Она подносит бутылку к глазам и рассматривает этикетку, и в этом движении кроется такая невероятная сексуальность. Обхватившие горлышко бутылки изящные тонкие пальцы, на безымянном нет обручального кольца, и Ингеборга думает: «Не была она ни на каком совещании, она с кем-то встречалась!» Приподнятое настроение и неуемная энергия, волосы, взъерошенные на затылке, хотя с утра пораньше она уложила их феном и накрутила локоны с помощью щипцов, — может, в этом нет ничего нового, может, это не проявление печали и смятения новоиспеченной вдовы, а что-то, что началось уже давно?

— «Кампо Вьехо Кава Брют Ресэрва», — прищурившись, читает мать, пытаясь подражать испанскому произношению, — ты его здесь купила, в винном магазине?

Ингеборга резко опускает бокал на стол, она чувствует, как влага течет по пальцам. Мать смотрит на нее удивленно, ее брови выщипаны в тонкие дуги и выглядят неестественно.

— В чем дело?

Мать выдерживает взгляд Ингеборги, и той первой приходится отвести глаза, потому что в глазах матери она видит то же выражение, как тогда, когда Ингеборга была маленькой и несмышленой. И потом быстрый вдох и снисходительная улыбка.
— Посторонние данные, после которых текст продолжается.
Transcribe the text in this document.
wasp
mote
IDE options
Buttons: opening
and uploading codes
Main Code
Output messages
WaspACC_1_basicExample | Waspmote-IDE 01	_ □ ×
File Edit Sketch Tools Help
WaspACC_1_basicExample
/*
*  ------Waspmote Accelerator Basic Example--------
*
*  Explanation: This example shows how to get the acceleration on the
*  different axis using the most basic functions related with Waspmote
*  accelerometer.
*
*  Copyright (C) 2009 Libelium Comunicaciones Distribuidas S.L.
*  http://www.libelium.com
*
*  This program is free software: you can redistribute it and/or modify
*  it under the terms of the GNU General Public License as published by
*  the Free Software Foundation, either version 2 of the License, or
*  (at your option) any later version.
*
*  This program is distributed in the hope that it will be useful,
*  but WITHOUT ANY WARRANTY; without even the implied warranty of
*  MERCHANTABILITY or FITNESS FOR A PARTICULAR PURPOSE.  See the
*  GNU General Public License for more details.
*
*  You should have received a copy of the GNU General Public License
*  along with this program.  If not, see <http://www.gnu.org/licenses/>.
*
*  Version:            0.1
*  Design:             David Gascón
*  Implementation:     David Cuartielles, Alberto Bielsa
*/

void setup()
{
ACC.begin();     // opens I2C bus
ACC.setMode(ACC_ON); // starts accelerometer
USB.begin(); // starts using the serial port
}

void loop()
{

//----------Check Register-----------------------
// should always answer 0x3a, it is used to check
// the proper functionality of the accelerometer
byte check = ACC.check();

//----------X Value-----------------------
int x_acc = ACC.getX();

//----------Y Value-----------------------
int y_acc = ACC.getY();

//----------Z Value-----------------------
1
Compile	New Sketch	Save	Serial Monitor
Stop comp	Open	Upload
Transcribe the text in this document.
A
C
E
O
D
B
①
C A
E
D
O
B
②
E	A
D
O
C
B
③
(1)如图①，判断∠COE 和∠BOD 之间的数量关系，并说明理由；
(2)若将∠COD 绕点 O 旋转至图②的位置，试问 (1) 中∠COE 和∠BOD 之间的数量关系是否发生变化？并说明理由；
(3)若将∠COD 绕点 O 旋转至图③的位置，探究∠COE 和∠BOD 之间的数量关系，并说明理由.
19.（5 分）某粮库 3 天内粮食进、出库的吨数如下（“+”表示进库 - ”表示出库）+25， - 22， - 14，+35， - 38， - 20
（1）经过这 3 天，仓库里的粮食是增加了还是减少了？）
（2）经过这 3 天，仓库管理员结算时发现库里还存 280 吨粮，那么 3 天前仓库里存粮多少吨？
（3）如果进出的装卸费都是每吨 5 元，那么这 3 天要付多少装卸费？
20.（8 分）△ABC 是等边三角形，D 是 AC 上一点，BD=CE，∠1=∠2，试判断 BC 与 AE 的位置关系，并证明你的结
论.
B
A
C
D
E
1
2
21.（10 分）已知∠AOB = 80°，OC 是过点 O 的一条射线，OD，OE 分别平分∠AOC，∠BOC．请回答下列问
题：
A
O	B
— Девочка моя, — произносит мать, — понимаю, как все это для тебя тяжело.

— Ты уже много раз это говорила, но вот чего я не могу уразуметь, так это почему не слишком тяжело тебе.

Мать проводит большим пальцем по темно-красному следу от помады, оставшемуся на краешке бокала.

— Я понимаю, что ты чувствуешь и печаль, и злость, — мягко отвечает мать, — и что у тебя есть потребность как-то все это выплеснуть.